Iranian plane buzzes carrier in Middle East
An Iranian maritime patrol aircraft buzzed the carrier Dwight D. Eisenhower at sea in the Middle East last week, passing within 1,000 yards of the ship, but American defense officials sought to downplay the encounter as relatively common.
The Iranian navy Fokker F27 turboprop reconnaissance plane had been flying near the Eisenhower Strike Group for about 20 minutes before it made its low pass on April 21, according to a defense official who was not authorized to talk publicly about the incident and asked not to be identified. The official did not know if the Eisenhower took any defensive actions, such as changing course or ordering its fighters to escort the intruder away. No one was hurt and the Iranian aircraft soon retired.
The Eisenhower and its escorts had been tracking the Fokker surveillance plane the entire time, the defense official said; it didn’t try to pop up from low altitude or surprise them. There was no information about exactly where the encounter took place — for example, in the Persian Gulf or the Gulf of Oman — but the official said it happened in “international waters.”
“From our perspective, this is not something to get excited about — this is not out of the ordinary — this is within the bounds of what has happened in the past,” the official said.
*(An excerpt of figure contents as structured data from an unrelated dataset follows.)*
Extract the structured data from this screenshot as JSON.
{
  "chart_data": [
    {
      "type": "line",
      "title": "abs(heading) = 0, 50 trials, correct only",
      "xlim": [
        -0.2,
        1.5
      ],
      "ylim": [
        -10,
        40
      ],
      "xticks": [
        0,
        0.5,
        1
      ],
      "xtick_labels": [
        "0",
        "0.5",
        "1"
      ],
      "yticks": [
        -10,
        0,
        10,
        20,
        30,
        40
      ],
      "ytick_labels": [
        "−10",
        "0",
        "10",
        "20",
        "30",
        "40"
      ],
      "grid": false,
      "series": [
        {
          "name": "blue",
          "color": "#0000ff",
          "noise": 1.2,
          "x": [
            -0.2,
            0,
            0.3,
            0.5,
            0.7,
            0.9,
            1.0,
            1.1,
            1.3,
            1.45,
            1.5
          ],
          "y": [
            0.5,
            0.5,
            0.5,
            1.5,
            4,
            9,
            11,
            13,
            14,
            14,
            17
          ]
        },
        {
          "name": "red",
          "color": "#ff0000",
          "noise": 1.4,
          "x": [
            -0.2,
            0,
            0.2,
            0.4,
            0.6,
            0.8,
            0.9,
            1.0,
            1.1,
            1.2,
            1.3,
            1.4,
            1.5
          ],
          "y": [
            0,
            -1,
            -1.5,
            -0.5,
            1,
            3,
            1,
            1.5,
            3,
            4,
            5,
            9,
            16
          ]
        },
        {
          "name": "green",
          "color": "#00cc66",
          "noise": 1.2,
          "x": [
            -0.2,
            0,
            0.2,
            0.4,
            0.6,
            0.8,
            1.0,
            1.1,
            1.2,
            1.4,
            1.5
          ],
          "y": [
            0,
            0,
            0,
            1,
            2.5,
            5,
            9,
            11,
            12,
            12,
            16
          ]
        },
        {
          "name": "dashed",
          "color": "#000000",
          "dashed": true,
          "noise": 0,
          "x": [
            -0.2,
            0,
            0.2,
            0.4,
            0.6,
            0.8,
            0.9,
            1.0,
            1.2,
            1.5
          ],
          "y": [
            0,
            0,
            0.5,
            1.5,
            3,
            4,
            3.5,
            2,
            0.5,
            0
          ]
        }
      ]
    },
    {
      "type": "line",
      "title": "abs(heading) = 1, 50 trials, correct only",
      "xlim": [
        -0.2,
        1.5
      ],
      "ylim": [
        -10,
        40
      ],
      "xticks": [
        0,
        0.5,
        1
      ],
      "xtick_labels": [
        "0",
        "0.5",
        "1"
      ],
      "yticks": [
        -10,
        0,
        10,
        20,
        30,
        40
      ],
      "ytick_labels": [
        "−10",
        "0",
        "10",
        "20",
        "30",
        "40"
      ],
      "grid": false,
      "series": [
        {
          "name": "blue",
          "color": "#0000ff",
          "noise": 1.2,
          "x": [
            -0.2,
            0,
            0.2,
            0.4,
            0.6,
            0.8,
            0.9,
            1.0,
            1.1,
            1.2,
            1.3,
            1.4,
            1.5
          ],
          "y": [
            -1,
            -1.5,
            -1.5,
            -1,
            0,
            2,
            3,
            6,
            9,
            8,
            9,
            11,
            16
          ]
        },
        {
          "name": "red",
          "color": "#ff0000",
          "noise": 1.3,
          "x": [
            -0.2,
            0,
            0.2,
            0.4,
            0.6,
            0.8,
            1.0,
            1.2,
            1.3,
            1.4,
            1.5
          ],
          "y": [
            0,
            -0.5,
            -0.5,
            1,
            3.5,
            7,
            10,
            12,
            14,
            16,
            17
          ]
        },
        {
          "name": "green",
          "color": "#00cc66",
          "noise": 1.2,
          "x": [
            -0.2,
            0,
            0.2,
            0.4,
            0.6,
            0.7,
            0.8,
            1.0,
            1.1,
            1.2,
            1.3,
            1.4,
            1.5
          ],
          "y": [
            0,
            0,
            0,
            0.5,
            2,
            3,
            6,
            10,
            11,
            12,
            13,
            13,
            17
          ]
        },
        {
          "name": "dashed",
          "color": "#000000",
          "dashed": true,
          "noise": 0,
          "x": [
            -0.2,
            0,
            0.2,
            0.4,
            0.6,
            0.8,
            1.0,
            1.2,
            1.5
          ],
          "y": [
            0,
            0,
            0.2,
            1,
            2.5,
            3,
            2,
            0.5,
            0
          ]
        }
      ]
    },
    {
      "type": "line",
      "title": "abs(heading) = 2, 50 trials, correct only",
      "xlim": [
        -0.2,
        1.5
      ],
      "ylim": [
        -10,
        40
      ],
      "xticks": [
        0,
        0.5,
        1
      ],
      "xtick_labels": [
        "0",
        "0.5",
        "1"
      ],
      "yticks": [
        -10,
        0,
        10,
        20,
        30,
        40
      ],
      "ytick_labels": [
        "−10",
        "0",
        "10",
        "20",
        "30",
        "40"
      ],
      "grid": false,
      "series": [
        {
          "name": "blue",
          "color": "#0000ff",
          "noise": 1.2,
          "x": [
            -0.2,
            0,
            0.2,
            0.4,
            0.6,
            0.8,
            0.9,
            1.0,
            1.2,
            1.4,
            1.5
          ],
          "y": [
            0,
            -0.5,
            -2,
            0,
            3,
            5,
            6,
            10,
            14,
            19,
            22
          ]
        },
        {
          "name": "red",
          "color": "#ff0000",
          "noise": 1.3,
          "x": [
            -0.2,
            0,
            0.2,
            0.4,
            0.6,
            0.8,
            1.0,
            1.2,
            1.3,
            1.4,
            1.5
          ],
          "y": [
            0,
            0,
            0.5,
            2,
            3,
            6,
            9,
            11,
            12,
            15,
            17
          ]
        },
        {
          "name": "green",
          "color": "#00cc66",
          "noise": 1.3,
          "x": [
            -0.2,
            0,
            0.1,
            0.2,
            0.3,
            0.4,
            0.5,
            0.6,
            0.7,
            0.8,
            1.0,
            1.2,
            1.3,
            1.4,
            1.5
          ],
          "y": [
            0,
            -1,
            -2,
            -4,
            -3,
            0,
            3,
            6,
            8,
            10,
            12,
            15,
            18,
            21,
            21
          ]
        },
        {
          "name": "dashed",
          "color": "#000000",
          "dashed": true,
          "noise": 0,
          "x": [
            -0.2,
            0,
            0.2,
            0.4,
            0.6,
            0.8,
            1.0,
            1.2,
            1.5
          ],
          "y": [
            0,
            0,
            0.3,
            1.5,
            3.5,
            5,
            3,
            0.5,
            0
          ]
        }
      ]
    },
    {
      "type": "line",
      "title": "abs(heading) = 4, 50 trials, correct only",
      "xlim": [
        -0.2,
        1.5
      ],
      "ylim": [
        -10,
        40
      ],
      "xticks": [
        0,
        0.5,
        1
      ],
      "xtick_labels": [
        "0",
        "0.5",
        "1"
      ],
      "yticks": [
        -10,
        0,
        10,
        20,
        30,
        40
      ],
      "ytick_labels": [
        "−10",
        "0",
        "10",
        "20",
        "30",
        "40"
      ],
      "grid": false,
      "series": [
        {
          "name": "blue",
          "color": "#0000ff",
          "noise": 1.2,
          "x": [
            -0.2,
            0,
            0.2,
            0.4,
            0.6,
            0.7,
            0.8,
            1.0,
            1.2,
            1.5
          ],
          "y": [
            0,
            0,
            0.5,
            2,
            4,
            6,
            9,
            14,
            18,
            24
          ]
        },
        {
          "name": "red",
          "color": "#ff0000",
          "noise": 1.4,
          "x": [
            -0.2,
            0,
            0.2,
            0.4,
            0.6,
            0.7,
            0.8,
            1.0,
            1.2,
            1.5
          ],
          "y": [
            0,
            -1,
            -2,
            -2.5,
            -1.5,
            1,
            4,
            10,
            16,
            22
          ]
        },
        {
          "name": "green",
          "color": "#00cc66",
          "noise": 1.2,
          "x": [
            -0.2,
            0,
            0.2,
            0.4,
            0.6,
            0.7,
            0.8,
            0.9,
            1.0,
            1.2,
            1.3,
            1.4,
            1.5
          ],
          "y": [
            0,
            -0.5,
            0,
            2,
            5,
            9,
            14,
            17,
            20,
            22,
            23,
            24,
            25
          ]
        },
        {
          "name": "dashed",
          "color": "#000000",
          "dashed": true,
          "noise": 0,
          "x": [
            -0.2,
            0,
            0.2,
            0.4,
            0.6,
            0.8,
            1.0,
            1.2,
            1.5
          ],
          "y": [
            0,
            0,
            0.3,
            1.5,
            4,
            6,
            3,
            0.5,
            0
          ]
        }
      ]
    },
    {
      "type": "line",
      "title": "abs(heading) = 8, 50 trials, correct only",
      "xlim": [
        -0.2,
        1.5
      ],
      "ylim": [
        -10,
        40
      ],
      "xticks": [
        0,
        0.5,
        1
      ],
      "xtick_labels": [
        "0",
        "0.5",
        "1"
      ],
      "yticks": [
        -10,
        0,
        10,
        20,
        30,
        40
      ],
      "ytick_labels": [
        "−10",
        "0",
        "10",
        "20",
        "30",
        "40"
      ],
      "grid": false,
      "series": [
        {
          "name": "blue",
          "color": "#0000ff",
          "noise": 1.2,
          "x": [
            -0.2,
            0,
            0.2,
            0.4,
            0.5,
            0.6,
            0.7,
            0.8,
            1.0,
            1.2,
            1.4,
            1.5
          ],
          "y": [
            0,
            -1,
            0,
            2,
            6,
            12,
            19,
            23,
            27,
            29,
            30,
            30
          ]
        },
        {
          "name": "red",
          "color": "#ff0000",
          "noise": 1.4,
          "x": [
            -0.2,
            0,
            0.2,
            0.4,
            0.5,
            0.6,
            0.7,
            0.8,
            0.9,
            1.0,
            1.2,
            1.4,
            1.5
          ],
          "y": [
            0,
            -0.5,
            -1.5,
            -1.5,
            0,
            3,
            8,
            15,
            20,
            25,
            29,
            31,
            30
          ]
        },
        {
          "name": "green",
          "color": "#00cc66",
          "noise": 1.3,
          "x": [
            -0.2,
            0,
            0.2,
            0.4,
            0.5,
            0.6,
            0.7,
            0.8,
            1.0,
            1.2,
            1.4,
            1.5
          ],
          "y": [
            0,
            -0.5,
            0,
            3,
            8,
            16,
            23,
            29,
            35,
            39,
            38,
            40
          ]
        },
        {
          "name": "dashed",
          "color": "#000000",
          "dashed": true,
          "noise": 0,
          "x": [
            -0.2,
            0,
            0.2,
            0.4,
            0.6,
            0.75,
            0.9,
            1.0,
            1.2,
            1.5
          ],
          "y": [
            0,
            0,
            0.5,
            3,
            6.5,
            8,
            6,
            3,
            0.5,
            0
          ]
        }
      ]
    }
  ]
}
The date of the fly-by would seem to put it near the start of a series of Iranian naval exercises that took place last week in the Persian Gulf; dubbed Great Prophet 5, the Iranian navy and the Iranian Revolutionary Guards Corps practiced small boat swarms and unveiled a new fast-attack missile craft.
Iranian ships and aircraft approach U.S. warships relatively often, apparently to test how they respond in close proximity. In 2008, Iranian speedboats darted among a formation of three American warships transiting through the Strait of Hormuz, which blasted a warning with their horns and went to flank speed to escape.
The Navy has a long history of sometimes tense encounters at sea, including years’ worth of jousting between carrier aircraft and Russian Tu-95 bombers, whose crews liked to get as close as possible to U.S. carriers during the Cold War. When two Russian bombers buzzed the carrier Nimitz in the Pacific in 2008, Chief of Naval Operations Adm. Gary Roughead said at the time it didn’t worry him — “they were stretching their wings, so to speak.”